Power Foods is a local pioneer medium-sized company producing blended flour, along with other products. Its products are fortified with essential micronutrients, packaged and branded, and certified by local regulatory agencies. Anna Temu, its founder, started the business 20 years ago to “process and distribute quality nutritious food products for children at affordable prices”, though still today, they struggle to reduce their costs and make their product affordable and accessible to low-income consumers, especially those located in remote rural areas.

What is striking about the findings is that the majority of Power Flour challenges are outside the company’s control. These include a lack of market signalling mechanisms to control the nutritional quality of its products, low consumer awareness about nutrition, and weak distribution channels to reach the most vulnerable areas.3 These create an environment where it is very difficult for businesses to produce fortified products at affordable prices. On the other hand, Power Foods’ experience of selling RUTF exemplifies how, having the quality, demand and distribution channels guaranteed by donors like UNICEF, these products reach their targeted population. However, RTUF is typically used in emergency situations only. Sustainability and funding are the critical challenges for non-profit distribution models.


How can these challenges be overcome?

Power Foods has proven successful at developing a business model selling nutrient-rich foods, well-known for its high-quality products and commitment to nutrition; however, it has not succeeded at making these products both available and affordable to low-income groups.

Chronic undernutrition affects over 30% of all children in Tanzania; it is clear that public distribution, or private business alone are not enough. In order to cover this gap, a holistic approach is required, with alliances that target systemic changes and involve other stakeholders, like governments, donors or civil society. Collaborative initiatives like running nutrition behaviour change communications and campaigns, or creating certification schemes for particular products.

The recent launch of the SUN business network in Tanzania, with more than 100 organisations, local companies, multinationals, UN, government, civil society, is an example of this collaboration. However, it is necessary to follow its activities to ensure they target structural nutritional challenges.

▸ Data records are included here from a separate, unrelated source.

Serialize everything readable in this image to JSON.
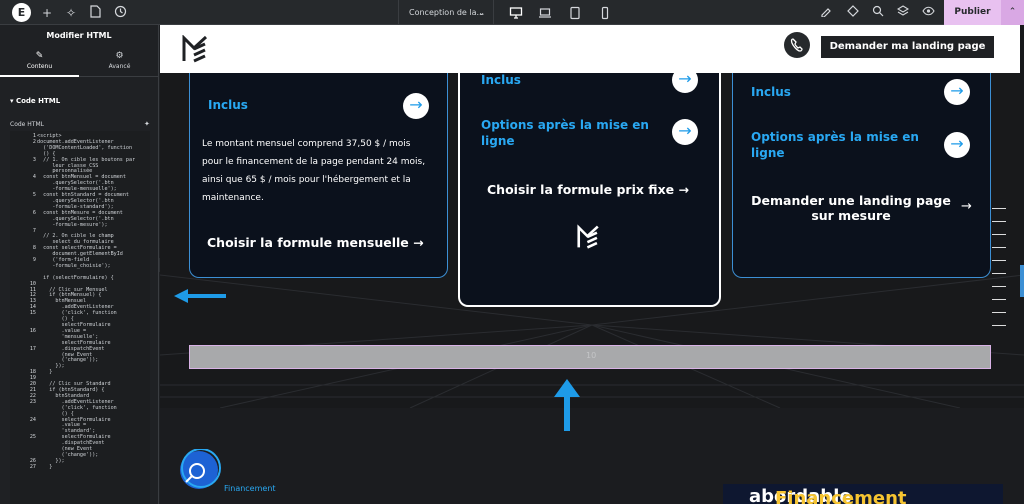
{
  "topbar": {
    "doc_selector": "Conception de la...",
    "publish_label": "Publier"
  },
  "panel": {
    "title": "Modifier HTML",
    "tabs": [
      {
        "label": "Contenu",
        "icon": "pencil-icon"
      },
      {
        "label": "Avancé",
        "icon": "gear-icon"
      }
    ],
    "section_title": "Code HTML",
    "field_label": "Code HTML",
    "line_numbers": "1\n2\n\n\n3\n\n\n4\n\n\n5\n\n\n6\n\n\n7\n\n\n8\n\n9\n\n\n\n10\n11\n12\n13\n14\n15\n\n\n16\n\n\n17\n\n\n\n18\n19\n20\n21\n22\n23\n\n\n24\n\n\n25\n\n\n\n26\n27",
    "code": "<script>\ndocument.addEventListener\n  ('DOMContentLoaded', function\n  () {\n  // 1. On cible les boutons par\n     leur classe CSS\n     personnalisée\n  const btnMensuel = document\n     .querySelector('.btn\n     -formule-mensuelle');\n  const btnStandard = document\n     .querySelector('.btn\n     -formule-standard');\n  const btnMesure = document\n     .querySelector('.btn\n     -formule-mesure');\n\n  // 2. On cible le champ\n     select du formulaire\n  const selectFormulaire =\n     document.getElementById\n     ('form-field\n     -formule_choisie');\n\n  if (selectFormulaire) {\n\n    // Clic sur Mensuel\n    if (btnMensuel) {\n      btnMensuel\n        .addEventListener\n        ('click', function\n        () {\n        selectFormulaire\n        .value =\n        'mensuelle';\n        selectFormulaire\n        .dispatchEvent\n        (new Event\n        ('change'));\n      });\n    }\n\n    // Clic sur Standard\n    if (btnStandard) {\n      btnStandard\n        .addEventListener\n        ('click', function\n        () {\n        selectFormulaire\n        .value =\n        'standard';\n        selectFormulaire\n        .dispatchEvent\n        (new Event\n        ('change'));\n      });\n    }"
  },
  "site": {
    "cta_label": "Demander ma landing page",
    "cards": [
      {
        "rows": [
          "Inclus"
        ],
        "paragraph": "Le montant mensuel comprend 37,50 $ / mois pour le financement de la page pendant 24 mois, ainsi que 65 $ / mois pour l'hébergement et la maintenance.",
        "link": "Choisir la formule mensuelle →"
      },
      {
        "rows": [
          "Inclus",
          "Options après la mise en ligne"
        ],
        "link": "Choisir la formule prix fixe →"
      },
      {
        "rows": [
          "Inclus",
          "Options après la mise en ligne"
        ],
        "link": "Demander une landing page sur mesure"
      }
    ],
    "spacer_handle": "10",
    "financing_label": "Financement",
    "financing_heading_colored": "Financement",
    "financing_heading_rest": "abordable"
  },
  "colors": {
    "accent": "#29a8f2",
    "annotation": "#1e9be8",
    "publish": "#e8c1f0"
  }
}
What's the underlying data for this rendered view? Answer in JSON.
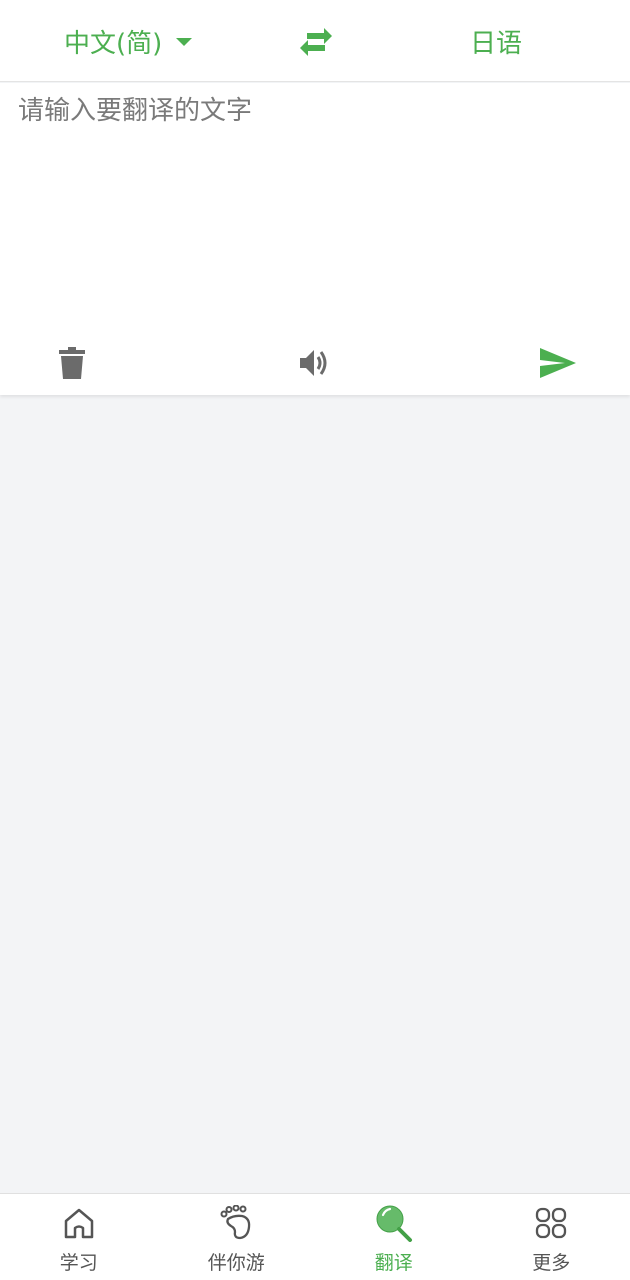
{
  "colors": {
    "accent": "#4caf50",
    "icon_gray": "#6b6b6b",
    "background": "#f3f4f6"
  },
  "language_bar": {
    "source_language": "中文(简)",
    "target_language": "日语",
    "swap_icon": "swap-arrows-icon",
    "dropdown_icon": "caret-down-icon"
  },
  "input": {
    "value": "",
    "placeholder": "请输入要翻译的文字"
  },
  "toolbar": {
    "delete_icon": "trash-icon",
    "speak_icon": "speaker-icon",
    "send_icon": "send-icon"
  },
  "tabs": [
    {
      "label": "学习",
      "icon": "home-icon",
      "active": false
    },
    {
      "label": "伴你游",
      "icon": "footprint-icon",
      "active": false
    },
    {
      "label": "翻译",
      "icon": "magnifier-icon",
      "active": true
    },
    {
      "label": "更多",
      "icon": "grid-icon",
      "active": false
    }
  ]
}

They might find helpful the recommendations of this case study on how to collaborate with businesses to catalyse their potential.

By Maria del Mar Maestre Morales, Research Assistant, Institute of Development Studies

  1. See Ewan Robinson’s blog about the success and challenges of this product in Ghana.
  2. RUTF stands for ready-to-use therapeutic food and it is used for the treatment of severe acute malnutrition. For a more detailed discussion about these products, see Lybbert (2011)
  3. These constraints have also been encountered by businesses in other African countries, see Anim-Soumah et al (2013) and Robinson and Humphrey (2013) for examples of this.